After the fullest explanations furnished by the traders and others, backed up by the manifest sympathy and good-will of the inhabitants of Strong Island, it became apparent that some sort of reparation was due to me. This took the form of a courteous invitation to accept a passage to Sydney in H.M.S. Rosario, and to join the officers' mess on the voyage. "I'm afraid that we acted hastily in your case, Mr. Telfer!" said Captain Dupont. "You have been thoroughly cleared of all accusations made against you. I am bound to say they were very few. And you seem chiefly to have acted as a peacemaker and a power for good. I have gathered that you are anxious to rejoin your friends in Sydney. I shall be glad to have your company on the return voyage. What do you say? I trust you will not refuse; I shall otherwise think you have not forgiven my apparent harshness."
Thus pressed to return to family and friends—from whom, at times, in spite of my inborn roving propensities, the separation had cost me dear—what could I do but thank the manly and courteous potentate, and comply with an invitation so rarely granted to a South Sea adventurer.

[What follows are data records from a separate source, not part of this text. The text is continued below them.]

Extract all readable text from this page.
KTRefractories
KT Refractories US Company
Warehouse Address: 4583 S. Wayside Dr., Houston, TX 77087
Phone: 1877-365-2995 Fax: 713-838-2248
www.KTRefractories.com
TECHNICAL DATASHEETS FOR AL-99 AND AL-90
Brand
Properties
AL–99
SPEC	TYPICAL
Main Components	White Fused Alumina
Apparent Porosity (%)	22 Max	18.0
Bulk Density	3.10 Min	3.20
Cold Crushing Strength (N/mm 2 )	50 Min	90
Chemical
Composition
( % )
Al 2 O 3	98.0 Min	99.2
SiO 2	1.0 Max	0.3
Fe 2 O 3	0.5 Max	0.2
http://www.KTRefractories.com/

I was the more loth to lose the opportunity as there had come upon me of late a violent fit of homesickness which I in vain strove to combat.
I had in truth now no particular reason for remaining at Kusaie, or indeed anywhere in the South Seas. Hayston was gone; his magnetic influence no longer controlled my will, as in our first acquaintance. The Leonora—our pride and boast, our peerless floating home—no longer "walked the waters like a thing of life," but lay dead, dismantled, dishonoured on the ruthless coral rocks which had crushed the life out of her on that fatal night.